12. The method of claim 11 wherein the neurological condition is selected from the group comprising Amyotrophic Lateral Sclerosis, other spinal atrophies, Multiple Sclerosis, Myasthenia Gravis, Muscular Dystrophy, Leukodystrophies, Adrenomyeloneuropathy and Ataxias.

13. A method of vaccinating a subject comprising administering to the subject a immunogenic amount of a detoxified and neurotropically active modified neurotoxin composition with or without the inclusion of an adjuvent.

14. The method of claim 13 wherein composition administration methods include by injection (subcutaneous, intramuscular and intravenous), orally, otically and by intradermal routes.

15. The method of claim 13 wherein blocking neurotropic viruses that employ the nAchR for cell entry comprises administering to a subject an amount of a detoxified and neurotropically active modified neurotoxin composition.
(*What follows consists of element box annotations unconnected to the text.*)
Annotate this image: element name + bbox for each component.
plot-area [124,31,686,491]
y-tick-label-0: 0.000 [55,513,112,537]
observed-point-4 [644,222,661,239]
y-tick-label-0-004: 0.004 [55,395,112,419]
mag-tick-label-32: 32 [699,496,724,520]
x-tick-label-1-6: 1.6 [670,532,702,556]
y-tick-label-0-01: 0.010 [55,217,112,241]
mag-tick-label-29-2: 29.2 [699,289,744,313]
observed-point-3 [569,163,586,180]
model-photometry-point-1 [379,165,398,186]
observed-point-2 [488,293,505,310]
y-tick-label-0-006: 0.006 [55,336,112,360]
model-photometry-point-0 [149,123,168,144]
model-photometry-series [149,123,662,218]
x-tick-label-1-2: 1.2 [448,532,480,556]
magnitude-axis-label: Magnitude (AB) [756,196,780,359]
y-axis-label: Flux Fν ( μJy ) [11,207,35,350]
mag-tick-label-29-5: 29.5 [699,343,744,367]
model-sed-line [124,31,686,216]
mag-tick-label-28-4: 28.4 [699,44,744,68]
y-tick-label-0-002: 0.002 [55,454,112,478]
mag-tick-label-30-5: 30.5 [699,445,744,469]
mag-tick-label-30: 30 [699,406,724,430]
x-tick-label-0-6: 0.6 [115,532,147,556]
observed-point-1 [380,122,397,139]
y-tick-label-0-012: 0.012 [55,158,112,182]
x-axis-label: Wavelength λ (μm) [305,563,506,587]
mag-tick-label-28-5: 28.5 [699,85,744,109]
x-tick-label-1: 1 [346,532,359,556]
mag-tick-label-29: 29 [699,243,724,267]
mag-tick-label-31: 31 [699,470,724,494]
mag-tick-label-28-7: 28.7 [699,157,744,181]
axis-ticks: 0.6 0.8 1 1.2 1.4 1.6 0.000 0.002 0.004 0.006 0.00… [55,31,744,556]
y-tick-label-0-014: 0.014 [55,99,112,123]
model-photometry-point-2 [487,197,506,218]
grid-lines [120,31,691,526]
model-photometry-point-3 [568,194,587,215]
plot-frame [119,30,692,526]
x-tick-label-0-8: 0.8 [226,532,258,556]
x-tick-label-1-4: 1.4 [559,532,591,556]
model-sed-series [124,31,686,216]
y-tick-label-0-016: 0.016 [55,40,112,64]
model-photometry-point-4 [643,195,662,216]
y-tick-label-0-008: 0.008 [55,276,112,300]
16. The method of claim 15 wherein composition administration methods include by injection (subcutaneous, intramuscular and intravenous), orally, otically and by intradermal routes.

17. A composition comprising an administrable form of a detoxified and neurotropically active modified snake venom neurotoxin wherein a Naja venom neurotoxin is alpha-cobratoxin and the composition is atoxic.

18. The composition of claim 17, wherein the alpha-cobratoxin can be administered orally when combined in a solution with benzalkonium chloride.

19. The composition according to claim 18, wherein the alpha-cobratoxin can be administered orally when combined in a solution with benzalkonium chloride at a protein: detergent ratio of between 1:6 to 1:8, and preferably 1:7.5.